Risk assessment is already a vast subject and the pitfalls of risk assessment alone would probably fill a good-sized book.
Between cognitive biases, errors in processes, and poor enterprise alignment, there’s lots to get wrong!
We can’t claim to be encyclopaedic on the subject, but if you’re a risk manager, a business continuity manager or just a manager trying to avoid accidents, here are three categories of pitfalls to watch out for.
- Cognitive biases. The first one is to believe you’re a natural born risk assessor. This is highly unlikely: good risk assessors are made rather than born. Following the herd, wrongly establishing cause and effect relations, overstating risk to prove we’ve understood it (maybe), and understating risk because we don’t understand it (be honest!) are also high on the list of problems. So is a tendency to stick to known risks alone, and to leave other stones unturned – After all, who knows what unpleasant risks might be lurking beneath them?
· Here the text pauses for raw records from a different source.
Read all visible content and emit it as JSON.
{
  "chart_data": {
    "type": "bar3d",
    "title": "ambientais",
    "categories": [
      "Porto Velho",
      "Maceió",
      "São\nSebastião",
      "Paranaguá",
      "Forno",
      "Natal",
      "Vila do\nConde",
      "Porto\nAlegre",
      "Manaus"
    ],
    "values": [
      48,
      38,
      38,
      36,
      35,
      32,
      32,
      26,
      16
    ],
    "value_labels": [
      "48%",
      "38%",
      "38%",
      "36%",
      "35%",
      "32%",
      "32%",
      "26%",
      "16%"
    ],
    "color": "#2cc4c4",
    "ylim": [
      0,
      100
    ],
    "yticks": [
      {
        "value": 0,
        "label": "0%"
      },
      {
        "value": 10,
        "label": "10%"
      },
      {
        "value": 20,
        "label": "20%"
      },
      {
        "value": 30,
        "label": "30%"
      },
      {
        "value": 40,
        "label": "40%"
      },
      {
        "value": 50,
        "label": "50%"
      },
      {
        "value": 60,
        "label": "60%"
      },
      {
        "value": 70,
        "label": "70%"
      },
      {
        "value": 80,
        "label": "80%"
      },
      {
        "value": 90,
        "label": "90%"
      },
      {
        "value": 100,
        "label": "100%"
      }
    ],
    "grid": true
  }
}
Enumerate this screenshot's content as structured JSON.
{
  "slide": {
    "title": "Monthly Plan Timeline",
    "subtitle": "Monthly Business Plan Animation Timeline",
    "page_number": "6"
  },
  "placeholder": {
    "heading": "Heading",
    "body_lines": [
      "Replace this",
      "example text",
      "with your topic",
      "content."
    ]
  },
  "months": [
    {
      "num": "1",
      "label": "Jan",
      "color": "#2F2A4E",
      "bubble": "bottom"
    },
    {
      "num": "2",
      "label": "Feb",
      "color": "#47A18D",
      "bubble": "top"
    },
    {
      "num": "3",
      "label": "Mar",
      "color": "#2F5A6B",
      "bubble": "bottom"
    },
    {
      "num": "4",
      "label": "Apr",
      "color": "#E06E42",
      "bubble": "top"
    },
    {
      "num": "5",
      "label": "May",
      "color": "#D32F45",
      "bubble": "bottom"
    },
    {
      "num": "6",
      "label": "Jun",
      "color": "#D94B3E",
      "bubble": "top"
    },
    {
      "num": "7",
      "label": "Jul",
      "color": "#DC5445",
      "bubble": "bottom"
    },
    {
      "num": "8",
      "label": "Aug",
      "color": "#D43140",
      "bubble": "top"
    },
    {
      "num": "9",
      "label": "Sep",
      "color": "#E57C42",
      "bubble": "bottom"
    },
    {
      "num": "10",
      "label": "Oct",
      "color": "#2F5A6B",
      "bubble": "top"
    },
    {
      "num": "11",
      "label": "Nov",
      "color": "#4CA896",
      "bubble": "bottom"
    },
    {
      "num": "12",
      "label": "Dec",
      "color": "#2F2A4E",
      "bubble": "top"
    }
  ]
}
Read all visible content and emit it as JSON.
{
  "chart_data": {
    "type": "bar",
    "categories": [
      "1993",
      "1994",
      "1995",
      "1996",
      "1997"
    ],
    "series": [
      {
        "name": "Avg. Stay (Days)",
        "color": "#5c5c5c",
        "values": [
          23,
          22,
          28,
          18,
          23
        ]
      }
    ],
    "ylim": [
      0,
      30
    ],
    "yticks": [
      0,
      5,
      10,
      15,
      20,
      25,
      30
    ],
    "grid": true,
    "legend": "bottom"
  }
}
- Process pitfalls. Having big risk decisions made by people in the wrong place in an organisation is a typical process aberration: for example, where a product manager compromises on quality assurance to get a software product released, a risk decision that should be made instead by QA and possibly security officers. More generally, the lack of an appropriate risk assessment structure and a common standard for scoring or assessing risk will also lead to confusion and bad decisions.
- Poor enterprise alignment. Lack of openness about the existence of risk and a culture of fear of being blamed for drawing attention to risks will make sound risk assessment difficult. This may be an endemic problem in an enterprise, with top management refusing to admit to or discuss the risks being run.
How should you fix or avoid these pitfalls? A risk-aware culture with the example set by C-level managers downwards is one factor, and basic risk assessment education is another.
Like taking medicine, the initial taste may be disagreeable, but the after-effects should be positive.